Después de una serie de tanteos en todos los sentidos, aún no hemos logrado desembarazarnos de la fórmula kantiana, según la cual el espacio es una intuición subjetiva, una presuposición necesaria a toda experiencia; y eso a pesar de las objeciones de una filosofía menos trascendental y más psicológica, que justo viene a señalarnos que dicha concepción espacial depende de las percepciones de nuestros sentidos, y que la concepción de una persona ciega de nacimiento, por ejemplo, poco tiene que ver con la de una persona «normal».

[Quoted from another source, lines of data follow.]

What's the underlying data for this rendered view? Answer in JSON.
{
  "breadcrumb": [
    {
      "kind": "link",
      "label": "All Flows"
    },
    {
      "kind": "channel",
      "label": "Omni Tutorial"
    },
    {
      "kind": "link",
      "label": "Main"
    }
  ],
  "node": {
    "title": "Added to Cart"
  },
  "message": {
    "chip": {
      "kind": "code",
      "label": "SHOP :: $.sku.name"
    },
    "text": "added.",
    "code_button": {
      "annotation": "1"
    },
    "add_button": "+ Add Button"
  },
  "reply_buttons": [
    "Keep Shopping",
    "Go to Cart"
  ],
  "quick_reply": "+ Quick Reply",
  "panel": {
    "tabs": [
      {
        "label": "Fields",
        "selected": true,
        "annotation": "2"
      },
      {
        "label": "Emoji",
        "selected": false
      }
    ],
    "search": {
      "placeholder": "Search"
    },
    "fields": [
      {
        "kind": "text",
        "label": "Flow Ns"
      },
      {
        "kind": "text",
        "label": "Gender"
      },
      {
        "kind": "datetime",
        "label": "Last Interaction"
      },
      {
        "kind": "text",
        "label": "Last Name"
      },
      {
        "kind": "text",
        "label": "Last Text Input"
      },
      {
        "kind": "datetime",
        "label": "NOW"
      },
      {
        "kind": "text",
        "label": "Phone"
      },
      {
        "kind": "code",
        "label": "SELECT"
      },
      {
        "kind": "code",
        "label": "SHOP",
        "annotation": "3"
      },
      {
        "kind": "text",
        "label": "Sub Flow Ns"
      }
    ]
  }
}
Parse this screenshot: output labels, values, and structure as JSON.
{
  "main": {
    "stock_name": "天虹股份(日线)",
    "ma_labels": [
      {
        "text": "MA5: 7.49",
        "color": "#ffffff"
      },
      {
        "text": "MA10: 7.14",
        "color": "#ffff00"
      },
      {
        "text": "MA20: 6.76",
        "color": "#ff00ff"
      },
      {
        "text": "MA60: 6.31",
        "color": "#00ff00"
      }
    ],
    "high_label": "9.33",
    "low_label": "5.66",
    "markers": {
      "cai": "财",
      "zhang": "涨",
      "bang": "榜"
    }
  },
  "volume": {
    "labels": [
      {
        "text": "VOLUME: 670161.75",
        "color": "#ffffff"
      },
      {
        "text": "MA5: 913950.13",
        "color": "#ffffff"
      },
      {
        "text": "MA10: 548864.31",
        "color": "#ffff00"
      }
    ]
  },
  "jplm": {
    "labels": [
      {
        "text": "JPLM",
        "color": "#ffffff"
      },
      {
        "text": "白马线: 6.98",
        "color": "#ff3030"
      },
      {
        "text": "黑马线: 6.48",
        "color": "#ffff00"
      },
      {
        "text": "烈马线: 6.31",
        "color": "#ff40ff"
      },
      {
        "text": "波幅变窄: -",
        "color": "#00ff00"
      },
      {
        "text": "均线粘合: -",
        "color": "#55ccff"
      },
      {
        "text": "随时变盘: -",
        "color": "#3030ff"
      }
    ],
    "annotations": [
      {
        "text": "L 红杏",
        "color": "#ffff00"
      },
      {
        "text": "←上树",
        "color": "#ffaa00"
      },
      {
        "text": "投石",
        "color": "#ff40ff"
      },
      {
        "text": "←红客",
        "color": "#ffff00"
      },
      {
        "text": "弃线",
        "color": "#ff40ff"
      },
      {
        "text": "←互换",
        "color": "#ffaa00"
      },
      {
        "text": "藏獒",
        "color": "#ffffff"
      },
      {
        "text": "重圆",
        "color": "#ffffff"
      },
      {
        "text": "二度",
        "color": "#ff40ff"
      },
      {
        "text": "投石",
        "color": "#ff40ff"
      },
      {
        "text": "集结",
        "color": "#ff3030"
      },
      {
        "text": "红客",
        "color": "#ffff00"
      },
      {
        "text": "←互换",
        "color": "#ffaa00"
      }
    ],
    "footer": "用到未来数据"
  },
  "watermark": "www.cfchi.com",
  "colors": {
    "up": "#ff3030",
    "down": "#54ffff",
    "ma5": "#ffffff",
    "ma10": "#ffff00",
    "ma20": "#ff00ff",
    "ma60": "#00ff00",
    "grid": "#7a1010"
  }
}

Ahora mismo nos encontramos intentando mantener el equilibrio entre los «aprioristas», según los cuales la idea del espacio nos es innata, por un lado, y los «empiristas», que estiman que dicha idea solo se adquiere gracias a la experiencia, por otro. Así, no nos ayudan gran cosa quienes, como Leibniz, añaden que el espacio es un orden de coexistencia en el tiempo, y el tiempo, un orden de sucesión; y tampoco nos ayudan quienes afirman que a partir del espacio podemos llegar a representar el tiempo, o que el espacio es el medio necesario para toda representación. Una cosa es cierta, como ya declaré en El huésped desconocido,2 y es que todos los esfuerzos de los aprioristas kantianos y neokantianos y de los empiristas puros y los empiristas idealistas conducen a las mismas tinieblas.